In a sense, this is Waugh’s own fault. It seems improbable, given the long fallow period that preceded his death, in 1966 at the age of 62, that he would have had a productive old age. My own feeling is that the core of his achievement is in the five first-rate novels he wrote before 1945, between Vile Bodies and Brideshead Revisited. These obviously include Scoop and Black Mischief. On one hand, I’m sorry to have ignored them in favor of two novels I am less able to praise without reservations. On the other hand, they are less in need of my or anyone’s intercession.

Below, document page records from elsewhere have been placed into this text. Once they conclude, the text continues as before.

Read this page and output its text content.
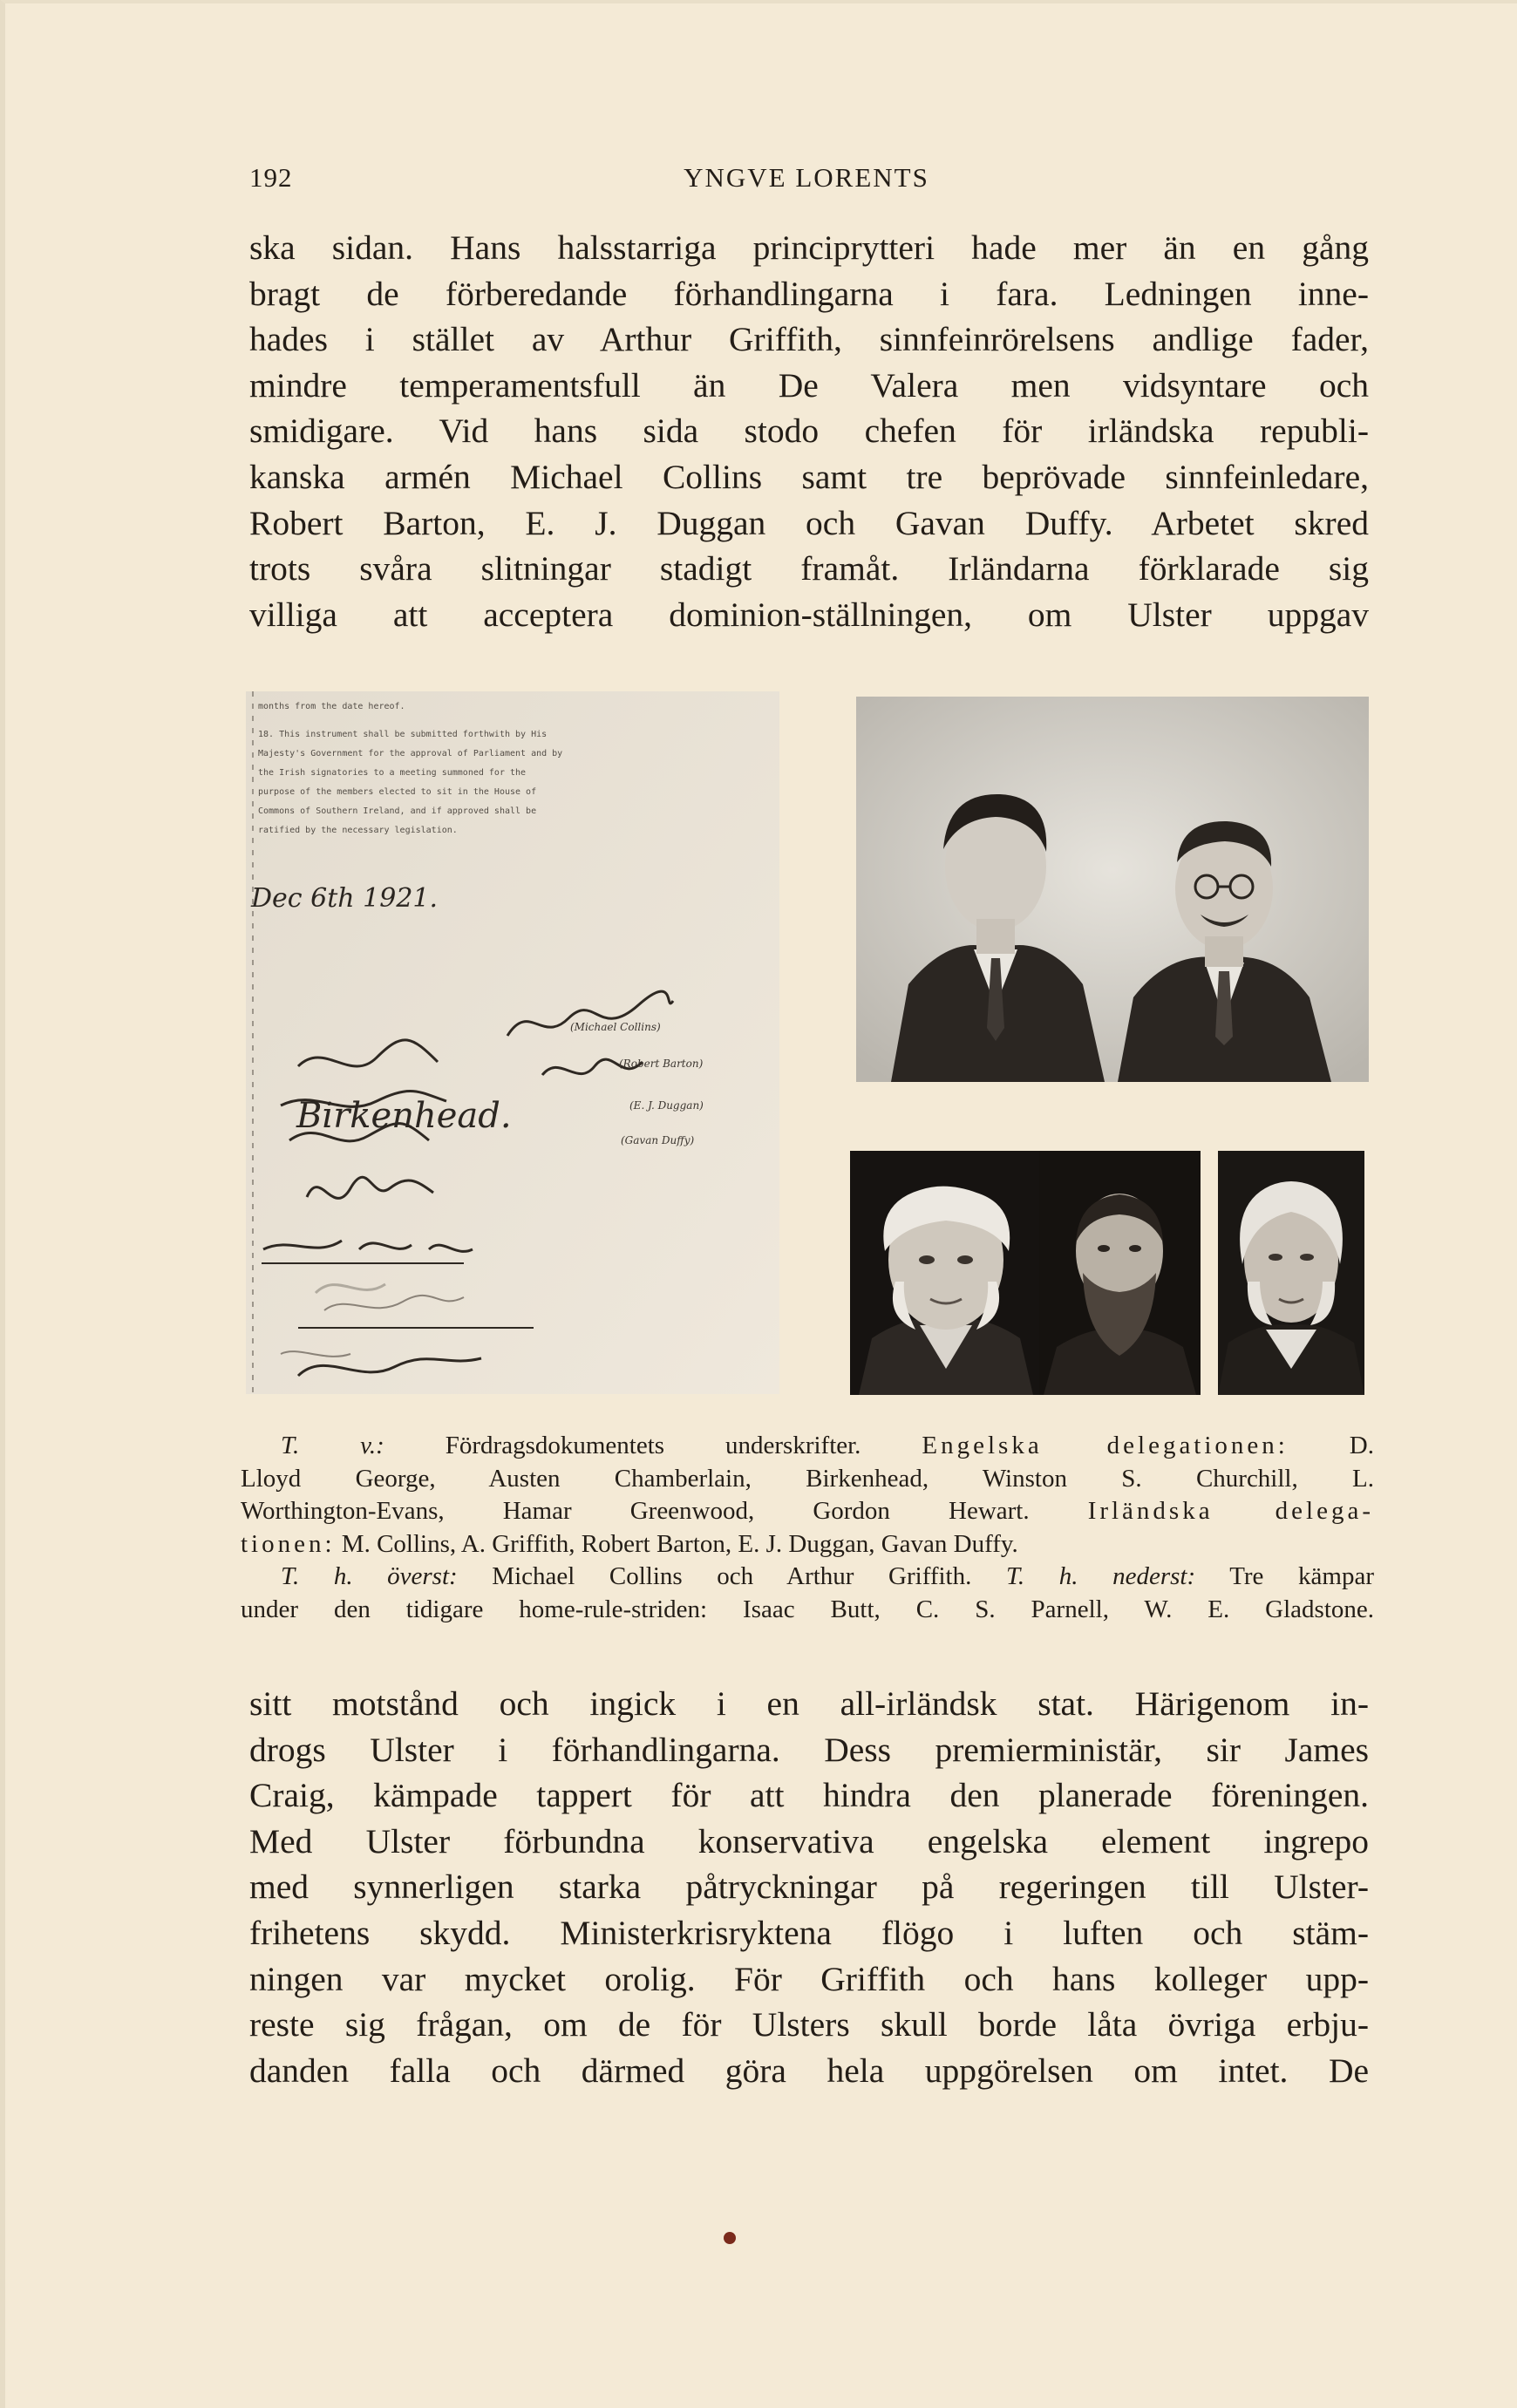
192	YNGVE LORENTS
ska sidan. Hans halsstarriga principrytteri hade mer än en gång
bragt de förberedande förhandlingarna i fara. Ledningen inne-
hades i stället av Arthur Griffith, sinnfeinrörelsens andlige fader,
mindre temperamentsfull än De Valera men vidsyntare och
smidigare. Vid hans sida stodo chefen för irländska republi-
kanska armén Michael Collins samt tre beprövade sinnfeinledare,
Robert Barton, E. J. Duggan och Gavan Duffy. Arbetet skred
trots svåra slitningar stadigt framåt. Irländarna förklarade sig
villiga att acceptera dominion-ställningen, om Ulster uppgav
months from the date hereof.
18. This instrument shall be submitted forthwith by His
Majesty's Government for the approval of Parliament and by
the Irish signatories to a meeting summoned for the
purpose of the members elected to sit in the House of
Commons of Southern Ireland, and if approved shall be
ratified by the necessary legislation.
Dec 6th 1921.
(Michael Collins)
(Robert Barton)
(E. J. Duggan)
(Gavan Duffy)
Birkenhead.
T. v.: Fördragsdokumentets underskrifter. Engelska delegationen: D.
Lloyd George, Austen Chamberlain, Birkenhead, Winston S. Churchill, L.
Worthington-Evans, Hamar Greenwood, Gordon Hewart. Irländska delega-
tionen: M. Collins, A. Griffith, Robert Barton, E. J. Duggan, Gavan Duffy.
T. h. överst: Michael Collins och Arthur Griffith. T. h. nederst: Tre kämpar
under den tidigare home-rule-striden: Isaac Butt, C. S. Parnell, W. E. Gladstone.
sitt motstånd och ingick i en all-irländsk stat. Härigenom in-
drogs Ulster i förhandlingarna. Dess premierministär, sir James
Craig, kämpade tappert för att hindra den planerade föreningen.
Med Ulster förbundna konservativa engelska element ingrepo
med synnerligen starka påtryckningar på regeringen till Ulster-
frihetens skydd. Ministerkrisryktena flögo i luften och stäm-
ningen var mycket orolig. För Griffith och hans kolleger upp-
reste sig frågan, om de för Ulsters skull borde låta övriga erbju-
danden falla och därmed göra hela uppgörelsen om intet. De
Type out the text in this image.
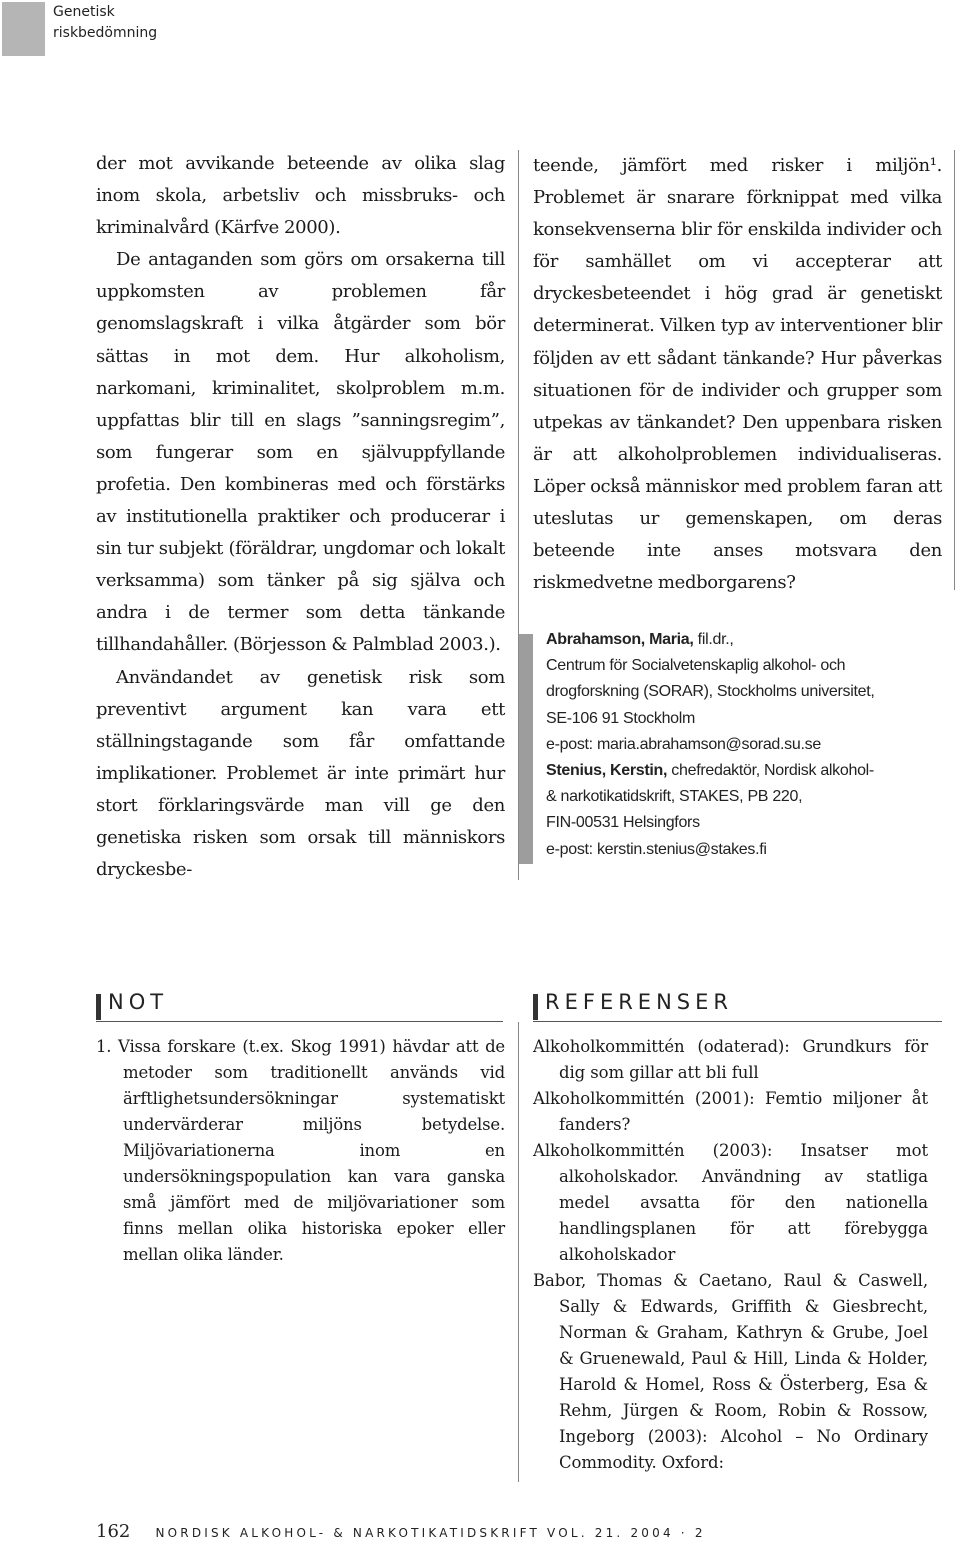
Genetisk riskbedömning

der mot avvikande beteende av olika slag inom skola, arbetsliv och missbruks- och kriminalvård (Kärfve 2000).

De antaganden som görs om orsakerna till uppkomsten av problemen får genomslagskraft i vilka åtgärder som bör sättas in mot dem. Hur alkoholism, narkomani, kriminalitet, skolproblem m.m. uppfattas blir till en slags ”sanningsregim”, som fungerar som en självuppfyllande profetia. Den kombineras med och förstärks av institutionella praktiker och producerar i sin tur subjekt (föräldrar, ungdomar och lokalt verksamma) som tänker på sig själva och andra i de termer som detta tänkande tillhandahåller. (Börjesson & Palmblad 2003.).

Användandet av genetisk risk som preventivt argument kan vara ett ställningstagande som får omfattande implikationer. Problemet är inte primärt hur stort förklaringsvärde man vill ge den genetiska risken som orsak till människors dryckesbe-

teende, jämfört med risker i miljön¹. Problemet är snarare förknippat med vilka konsekvenserna blir för enskilda individer och för samhället om vi accepterar att dryckesbeteendet i hög grad är genetiskt determinerat. Vilken typ av interventioner blir följden av ett sådant tänkande? Hur påverkas situationen för de individer och grupper som utpekas av tänkandet? Den uppenbara risken är att alkoholproblemen individualiseras. Löper också människor med problem faran att uteslutas ur gemenskapen, om deras beteende inte anses motsvara den riskmedvetne medborgarens?

Abrahamson, Maria, fil.dr.,
Centrum för Socialvetenskaplig alkohol- och
drogforskning (SORAR), Stockholms universitet,
SE-106 91 Stockholm
e-post: maria.abrahamson@sorad.su.se
Stenius, Kerstin, chefredaktör, Nordisk alkohol-
& narkotikatidskrift, STAKES, PB 220,
FIN-00531 Helsingfors
e-post: kerstin.stenius@stakes.fi
NOT	REFERENSER
1. Vissa forskare (t.ex. Skog 1991) hävdar att de metoder som traditionellt används vid ärftlighetsundersökningar systematiskt undervärderar miljöns betydelse. Miljövariationerna inom en undersökningspopulation kan vara ganska små jämfört med de miljövariationer som finns mellan olika historiska epoker eller mellan olika länder.
Alkoholkommittén (odaterad): Grundkurs för dig som gillar att bli full
Alkoholkommittén (2001): Femtio miljoner åt fanders?
Alkoholkommittén (2003): Insatser mot alkoholskador. Användning av statliga medel avsatta för den nationella handlingsplanen för att förebygga alkoholskador
Babor, Thomas & Caetano, Raul & Caswell, Sally & Edwards, Griffith & Giesbrecht, Norman & Graham, Kathryn & Grube, Joel & Gruenewald, Paul & Hill, Linda & Holder, Harold & Homel, Ross & Österberg, Esa & Rehm, Jürgen & Room, Robin & Rossow, Ingeborg (2003): Alcohol – No Ordinary Commodity. Oxford:
162 NORDISK ALKOHOL- & NARKOTIKATIDSKRIFT VOL. 21. 2004 · 2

I pass over the “Sword of Honor” trilogy not to dismiss it but because I haven’t read it since the 1980s. At the time, it was more something I felt I ought to enjoy than something I enjoyed. Next reading of it will discover either the rightness or the immaturity of my judgment, probably the latter. But Brideshead strikes me as perhaps his greatest work. Critics would find it easier to grant its merits were it not so amenable to film treatment. Yes, it plays on the sentiments, but so do many deep and necessary things. In its ambitions, it may be the least sentimental of Waugh’s novels, showing him engaged in the affairs of the world as none of his other books do. Here I mean his correct intuition that World War II, even if England won it, would wipe out all that he most loved in his native culture.

That wipeout is the reason it’s hard to name any contemporary influenced directly by Waugh as a writer. (You dispensed nicely enough with the ear trumpets, monocles, walking sticks, and other affectations on Tuesday.) That’s because the world of broad, intimate, and highly formalized social relationship on which tightly plotted novels rest—a world in which the same shoeshine boy outside the Albany, for instance, could plausibly shine the shoes of the prime minister, a press baron, and a young novelist on the make in the same afternoon—has vanished. It is Jonathan Franzen who has most eloquently lamented its passing. (And you will remember, from our “Book Club” of September 2001, that The Corrections features two mentally disturbed characters wandering Pinfold-like around a cruise ship—even if he has Alzheimer’s and she is ingesting drugs rather than withdrawing from them.)

It is not just the social texture of Waugh’s work that is impossible to reproduce today but also his particular perspective on it. His brand of wordplay and humor rests on easily understood common cultural referents. These are harder to come by in a television-diluted literary market in a democratic age in an international economy. What does the average non–English major make of the bowdlerizations of Burns and Yeats with which Whispering Glades is strewn? Or the oddly placed hymn-quoting by Uncle Theodore at the beginning and end of Scoop? A lot will have to be undone before any modern writer is capable of taking Waugh’s tutelage. Waugh himself would certainly feel vindicated by that.

It has been a pleasure as always, Judith.